Abstract
Post-transplant lymphoproliferative disorders (PTLD) are immunodeficiency-related lymphoid proliferations that arise in the setting of chronic immunosuppression after solid organ or hematopoietic stem cell transplantation. We present a patient who developed both Epstein-Barr virus (EBV)-positive monomorphic B-cell PTLD and peripheral T-cell lymphoma (PTCL), follicular helper T-cell subtype not otherwise specified (TFHLNOS), nearly a decade post-renal transplant.
Our 61-year-old patient underwent a living-unrelated renal transplant in 2014 for focal segmental glomerulosclerosis and was maintained on mycophenolate mofetil (MMF) and cyclosporine (CsA). In Aug 2023, he presented with biopsy-proven EBV-positive monomorphic B-cell PTLD involving the skin, with no nodal involvement on PET scan. MMF was discontinued, and he received four weekly doses of rituximab (375 mg/m²), achieving complete remission (CR) and was consolidated with four additional Rituximab doses by Jan 2024.
In May 2024, surveillance PET revealed widespread hypermetabolic lymphadenopathy, raising concern for disease transformation or recurrence. He was emergently admitted for tumor lysis syndrome (TLS) and hemophagocytic lymphohistiocytosis (HLH), requiring ICU admission, high-dose steroids, and initiation of dialysis. Excisional lymph node biopsy showed a CD4+, CD5+, CD7+, BCL6+, PD-1+, ICOS+ T-cell neoplasm with Ki-67 of 40–50% and rare CD21+ dendritic meshworks. CD30 was weakly positive (10%). Molecular profiling revealed clonal TCR gene rearrangements and pathogenic mutations in RHOA, SAMHD1, TET2, and JAK1, consistent with TFHLNOS, a rare and aggressive subtype of PTCL.
Given his fragile clinical state and hepatic and renal dysfunction, he was started on reduced-dose azacitidine and romidepsin. After improvement of liver and kidney function, therapy was escalated to brentuximab vedotin (BV) with cyclophosphamide, doxorubicin, and prednisone (CHP), given his CD30 expression. After six cycles, he achieved CR, dialysis independence, and clinical improvement of his functional status.

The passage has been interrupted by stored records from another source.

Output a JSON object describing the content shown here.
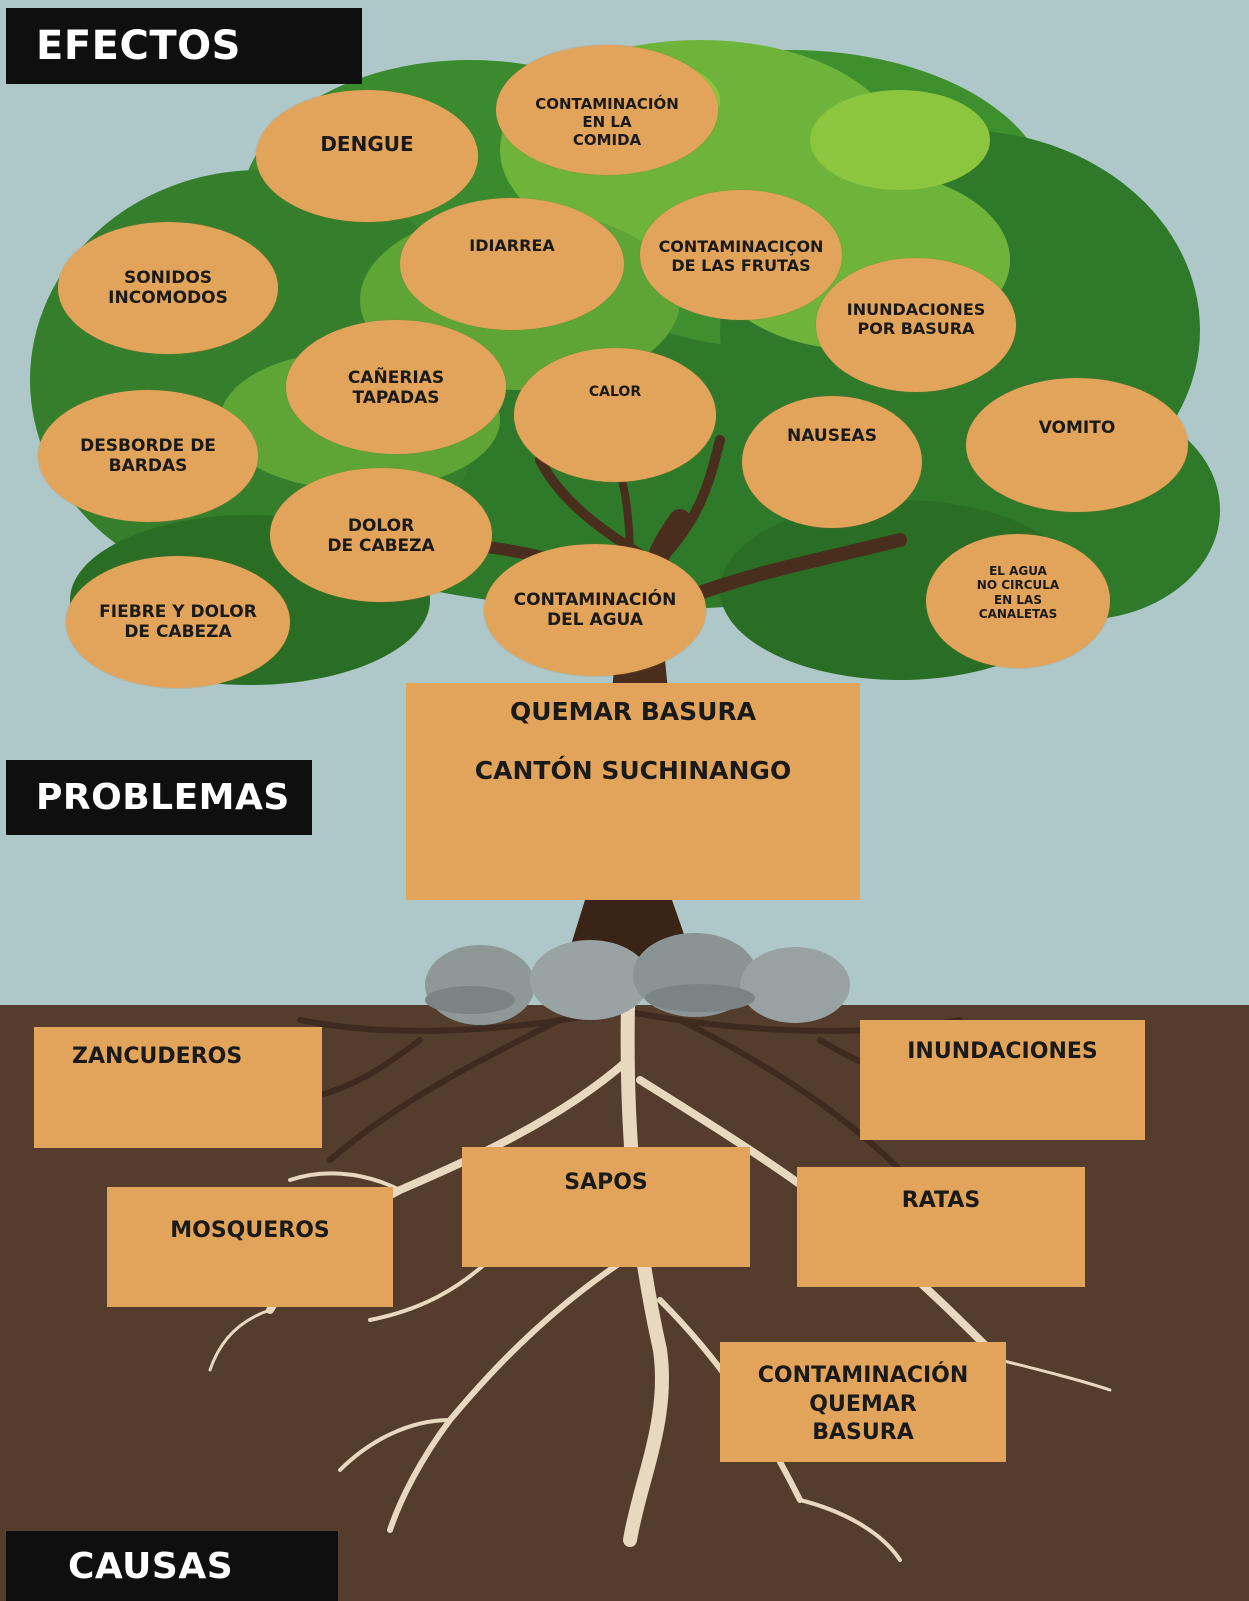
{
  "sections": {
    "effects": "EFECTOS",
    "problems": "PROBLEMAS",
    "causes": "CAUSAS"
  },
  "problem": {
    "title": "QUEMAR BASURA",
    "subtitle": "CANTÓN SUCHINANGO"
  },
  "effects": [
    "CONTAMINACIÓN\nEN LA\nCOMIDA",
    "DENGUE",
    "IDIARREA",
    "CONTAMINACIÇON\nDE LAS FRUTAS",
    "SONIDOS\nINCOMODOS",
    "INUNDACIONES\nPOR BASURA",
    "CAÑERIAS\nTAPADAS",
    "CALOR",
    "NAUSEAS",
    "VOMITO",
    "DESBORDE DE\nBARDAS",
    "DOLOR\nDE CABEZA",
    "CONTAMINACIÓN\nDEL AGUA",
    "EL AGUA\nNO CIRCULA\nEN LAS\nCANALETAS",
    "FIEBRE Y DOLOR\nDE CABEZA"
  ],
  "causes": [
    "ZANCUDEROS",
    "INUNDACIONES",
    "SAPOS",
    "RATAS",
    "MOSQUEROS",
    "CONTAMINACIÓN\nQUEMAR\nBASURA"
  ],
  "colors": {
    "sky": "#aec8c9",
    "soil": "#553d2d",
    "label_bg": "#0f0f0f",
    "box_fill": "#e2a45b",
    "leaf_dark": "#2f7a2a",
    "leaf_mid": "#4c9a32",
    "leaf_light": "#8cc63f",
    "trunk": "#4a2e1d",
    "root": "#e8d8c0",
    "rock": "#8e9898"
  }
}
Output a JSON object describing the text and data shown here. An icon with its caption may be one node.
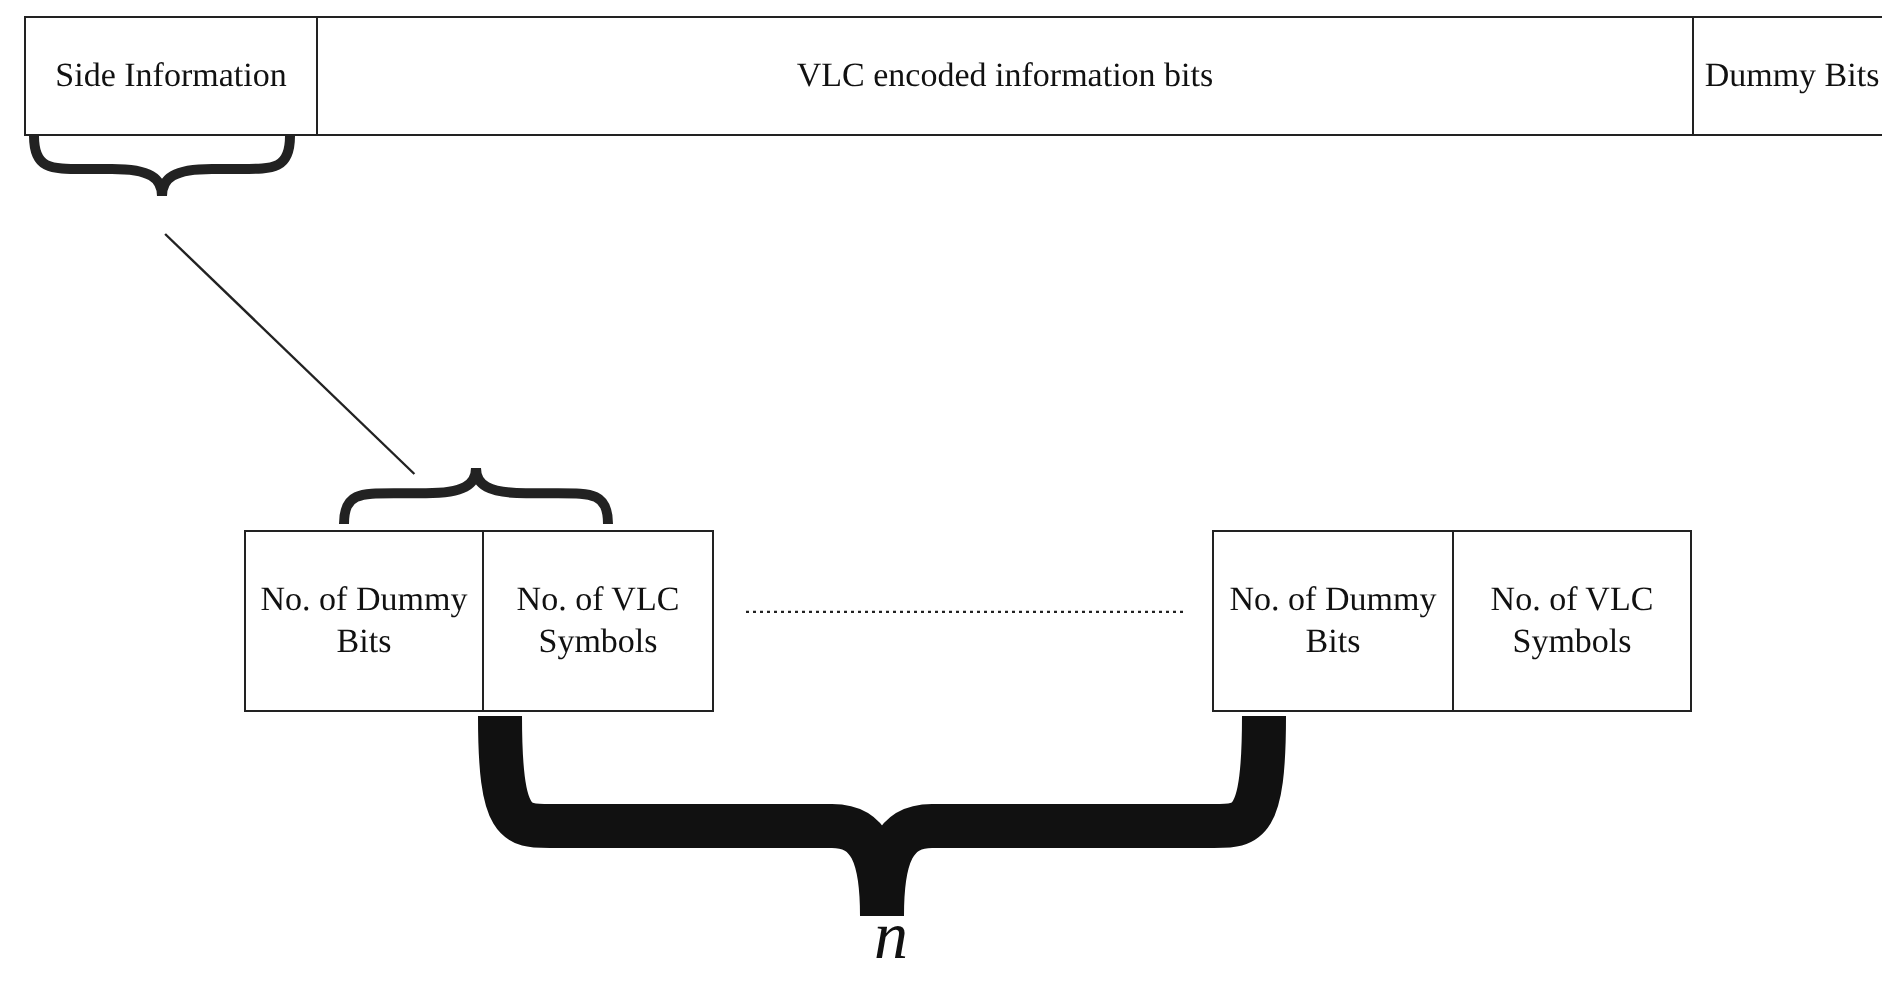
{
  "diagram": {
    "nodes": [
      {
        "text": [
          "Side Information"
        ]
      },
      {
        "text": [
          "VLC encoded information bits"
        ]
      },
      {
        "text": [
          "Dummy Bits"
        ]
      },
      {
        "text": [
          "No. of Dummy Bits"
        ]
      },
      {
        "text": [
          "No. of VLC Symbols"
        ]
      },
      {
        "text": [
          "No. of Dummy Bits"
        ]
      },
      {
        "text": [
          "No. of VLC Symbols"
        ]
      }
    ],
    "edges": [
      {
        "from": 0,
        "to": 3,
        "arrow": "none"
      },
      {
        "from": 4,
        "to": 5,
        "arrow": "none",
        "style": "dashed"
      }
    ],
    "labels": [
      "n"
    ]
  }
}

Autologous stem cell transplantation, BV maintenance, or active surveillance were all considered for his post-remission therapy in a multidisciplinary fashion. Due to patient's tenuous performance status, he was maintained on BV. However, after two cycles, he declined clinically with poor appetite, weight loss, and fatigue. His work up was remarkable for recurrent TLS and HLH, with PET imaging confirming recurrent disease. After detailed goals-of-care discussions, he and the care team elected to proceed with additional therapy with EPOCH (etoposide, prednisone, vincristine, cyclophosphamide, and doxorubicin), since he already received azacitidine, romidepsin, and BV-CHP. Cycle one was complicated by neutropenic fever secondary to gram-negative bacteremia, managed with broad-spectrum antibiotics. Repeat echocardiography after recovery showed a reduced LVEF of 39%, prompting omission of doxorubicin in cycle two.
During cycle two, he developed drug-induced liver injury attributed to CsA, which was subsequently discontinued. Cyclophosphamide provided adequate T-cell suppression to maintain renal graft integrity. Interval imaging showed no new areas of disease and significantly improved lymphadenopathy. His HLH resolved with therapy and a gradual steroid taper.
Despite these events, he had marked improvement in quality of life, appetite, and functional status, which had been severely impaired previously due to his disease. At the time of submission, patient had completed 4 cycles of EPOCH and continues to have clinical and radiographic improvement. Doxorubicin was reintroduced in cycle three after recovery of his LVEF to >50%
He remains transfusion-independent, dialysis-independent, and free from hospitalization. This case highlights the rare clinical challenge of managing dual-lineage post-transplant lymphomas and the adaptability required in treatment selection. His care underscores the importance of multidisciplinary collaboration, patient-centered decision-making, and longitudinal follow-up. He has been referred to our bone marrow transplant team and is pending evaluation for an autologous stem cell transplantation for potential long-term disease control.